Maka frowned, unable to properly think of a counterargument to Pierre's logic. She wanted to say all powers and warriors had their place and were important to a team of adventurers but struggled to find the right phrasing, worrying it would come out crass.
She had noticed this often about Pierre since that night when he had broken down in her arms: he was certainly more open with her now about his past and feelings, which she felt was a good thing - But that openness brought with it a great deal of sour memories and sorrowful thoughts, things Pierre had kept to himself for a long time, expressing his feelings only cryptically through his writing.
'I shall have to work on this deep-held sadness before Valentine's Day gets here' - Maka lamented internally, but even as she did, Pierre had started off on more reminiscing.
"Don't get me wrong, I don't begrudge her - That's just the way of the world. You can be someone important, maybe a famous hero who slays a great monster - One who gets remembered for generations to come but eventually even that will fade. Ha! You can hardly expect the world to remember everyone who ever lived, now can you?
No only a select few get remembered forever, like Aardig."
"If anything, my biggest regret is probably being made to leave her behind... I know it sounds arrogant - I mean, look up at the sun. Can you relate to the sun? Empathise with it: ever hope to burn a fraction as brightly as it does?
Of course not, but a part of me was content back then to at least be there to catch Aardig when she used her powers too much. That I could at least make sure she never got caught out in the rain. Silly, really I know, the sun doesn't need a passing meteor's kindness, and yet she always seemed so lonely to me..."
Maka watched with a deep sadness of her own as Pierre continued to vent. He sat staring up at the clouds - His hand laid flat against the bench's surface. She slowly reached her hand out to his, suddenly filled with a deep-seated urge to join with him.
"But you were important. You were the reason I wasn't lonely. The most important perso--"
Pierre hopped up from the bench with a start, clearly not having heard what Maka had been mumbling under her breath and inadvertently missing her hand reaching for his, "Enough of this depressing talk, it makes me sound like some old man on his deathbed!" He proclaimed, stretching his stiff shoulders, "I fancy chips, oh and a battered sausage, eh - Healthy eating be damned?! What about you Maka?"

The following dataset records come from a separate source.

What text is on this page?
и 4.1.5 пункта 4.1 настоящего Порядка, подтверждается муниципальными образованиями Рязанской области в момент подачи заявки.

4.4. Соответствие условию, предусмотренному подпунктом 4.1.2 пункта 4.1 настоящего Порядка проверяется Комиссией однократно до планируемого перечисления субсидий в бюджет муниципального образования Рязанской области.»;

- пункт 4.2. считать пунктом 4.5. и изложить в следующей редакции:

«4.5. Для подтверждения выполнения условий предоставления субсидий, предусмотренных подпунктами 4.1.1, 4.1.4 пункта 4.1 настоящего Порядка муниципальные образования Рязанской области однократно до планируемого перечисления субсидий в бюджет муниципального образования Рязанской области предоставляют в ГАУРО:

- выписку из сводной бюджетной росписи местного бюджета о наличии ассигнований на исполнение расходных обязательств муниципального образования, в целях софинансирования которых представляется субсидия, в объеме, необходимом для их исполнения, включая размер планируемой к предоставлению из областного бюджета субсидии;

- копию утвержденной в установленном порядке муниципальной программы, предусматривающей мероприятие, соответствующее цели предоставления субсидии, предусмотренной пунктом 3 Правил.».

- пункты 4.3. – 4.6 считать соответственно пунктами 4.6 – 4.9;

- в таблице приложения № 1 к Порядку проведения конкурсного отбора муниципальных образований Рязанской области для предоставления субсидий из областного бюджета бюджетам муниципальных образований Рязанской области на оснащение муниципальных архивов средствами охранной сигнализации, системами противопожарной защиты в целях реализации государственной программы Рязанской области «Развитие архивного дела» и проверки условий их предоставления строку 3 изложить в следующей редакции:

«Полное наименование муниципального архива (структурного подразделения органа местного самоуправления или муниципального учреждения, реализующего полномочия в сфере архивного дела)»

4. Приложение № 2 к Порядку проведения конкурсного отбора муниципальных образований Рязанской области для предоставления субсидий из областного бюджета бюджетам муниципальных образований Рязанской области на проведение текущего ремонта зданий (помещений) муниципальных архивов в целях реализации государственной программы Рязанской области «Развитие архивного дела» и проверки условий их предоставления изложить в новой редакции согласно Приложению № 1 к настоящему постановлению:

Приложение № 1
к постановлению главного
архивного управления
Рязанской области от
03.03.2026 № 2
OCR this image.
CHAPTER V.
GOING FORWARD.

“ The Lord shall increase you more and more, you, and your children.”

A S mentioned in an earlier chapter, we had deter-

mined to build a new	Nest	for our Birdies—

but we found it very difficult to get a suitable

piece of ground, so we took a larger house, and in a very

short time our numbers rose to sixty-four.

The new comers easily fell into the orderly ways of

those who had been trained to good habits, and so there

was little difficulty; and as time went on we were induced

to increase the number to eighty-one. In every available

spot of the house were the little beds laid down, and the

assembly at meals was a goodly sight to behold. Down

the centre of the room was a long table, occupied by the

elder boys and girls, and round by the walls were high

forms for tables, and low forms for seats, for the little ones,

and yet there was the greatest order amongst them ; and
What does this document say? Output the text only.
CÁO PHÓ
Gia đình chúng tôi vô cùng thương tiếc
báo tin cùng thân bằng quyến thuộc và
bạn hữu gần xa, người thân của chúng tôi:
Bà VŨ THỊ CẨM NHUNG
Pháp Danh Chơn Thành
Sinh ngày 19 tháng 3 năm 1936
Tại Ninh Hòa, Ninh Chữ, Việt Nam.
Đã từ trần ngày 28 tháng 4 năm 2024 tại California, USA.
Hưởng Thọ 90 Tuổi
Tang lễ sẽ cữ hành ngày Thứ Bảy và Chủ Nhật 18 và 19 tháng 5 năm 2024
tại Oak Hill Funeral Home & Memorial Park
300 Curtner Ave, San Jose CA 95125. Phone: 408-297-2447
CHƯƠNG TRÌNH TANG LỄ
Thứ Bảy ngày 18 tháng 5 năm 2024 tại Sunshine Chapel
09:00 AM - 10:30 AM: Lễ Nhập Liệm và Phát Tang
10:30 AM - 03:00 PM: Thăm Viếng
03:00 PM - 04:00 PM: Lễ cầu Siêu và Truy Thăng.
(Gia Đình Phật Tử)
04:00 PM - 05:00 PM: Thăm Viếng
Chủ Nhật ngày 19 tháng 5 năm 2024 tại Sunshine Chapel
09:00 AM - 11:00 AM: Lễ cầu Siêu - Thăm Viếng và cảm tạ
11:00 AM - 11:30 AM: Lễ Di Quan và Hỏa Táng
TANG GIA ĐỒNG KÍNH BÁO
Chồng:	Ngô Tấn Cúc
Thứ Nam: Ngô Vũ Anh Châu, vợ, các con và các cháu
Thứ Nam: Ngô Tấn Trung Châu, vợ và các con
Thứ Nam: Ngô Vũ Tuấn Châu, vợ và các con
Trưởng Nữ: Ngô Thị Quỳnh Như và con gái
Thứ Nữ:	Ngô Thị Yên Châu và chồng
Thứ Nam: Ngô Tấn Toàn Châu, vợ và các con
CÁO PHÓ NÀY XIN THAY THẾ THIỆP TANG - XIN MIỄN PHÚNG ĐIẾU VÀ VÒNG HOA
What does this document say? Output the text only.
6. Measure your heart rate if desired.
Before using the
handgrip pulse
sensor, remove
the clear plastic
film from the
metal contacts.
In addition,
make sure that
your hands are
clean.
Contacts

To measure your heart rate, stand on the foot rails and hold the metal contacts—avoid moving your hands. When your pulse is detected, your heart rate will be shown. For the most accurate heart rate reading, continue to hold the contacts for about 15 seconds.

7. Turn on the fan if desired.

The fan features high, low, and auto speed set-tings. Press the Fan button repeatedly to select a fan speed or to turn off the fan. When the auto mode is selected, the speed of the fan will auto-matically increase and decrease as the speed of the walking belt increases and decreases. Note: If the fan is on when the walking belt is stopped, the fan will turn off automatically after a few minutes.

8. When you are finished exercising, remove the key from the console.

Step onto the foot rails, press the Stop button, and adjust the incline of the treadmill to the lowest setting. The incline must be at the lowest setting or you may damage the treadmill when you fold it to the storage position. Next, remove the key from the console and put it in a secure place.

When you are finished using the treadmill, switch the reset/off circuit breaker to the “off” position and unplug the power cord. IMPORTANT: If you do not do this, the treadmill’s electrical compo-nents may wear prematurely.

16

Maka sighed and daintily pushed herself out of the seat before offering a wolfish smile, "Sure, but you’re paying. Take it as punishment for that missed opportunity at happiness just now."
"I always pay! And what missed opportunity?"
"Hmph, if you miss what's right in front of your eyes, you have no one to blame but yourself," she jeered gleefully, smirking as she skipped ahead of Pierre. Her white head of hair blowing gently in the cold February breeze. Pierre smiled as he followed after her. The cost of a meal was indeed a small one to pay for this type of happiness, even if he didn't wholly understand Maka's meaning.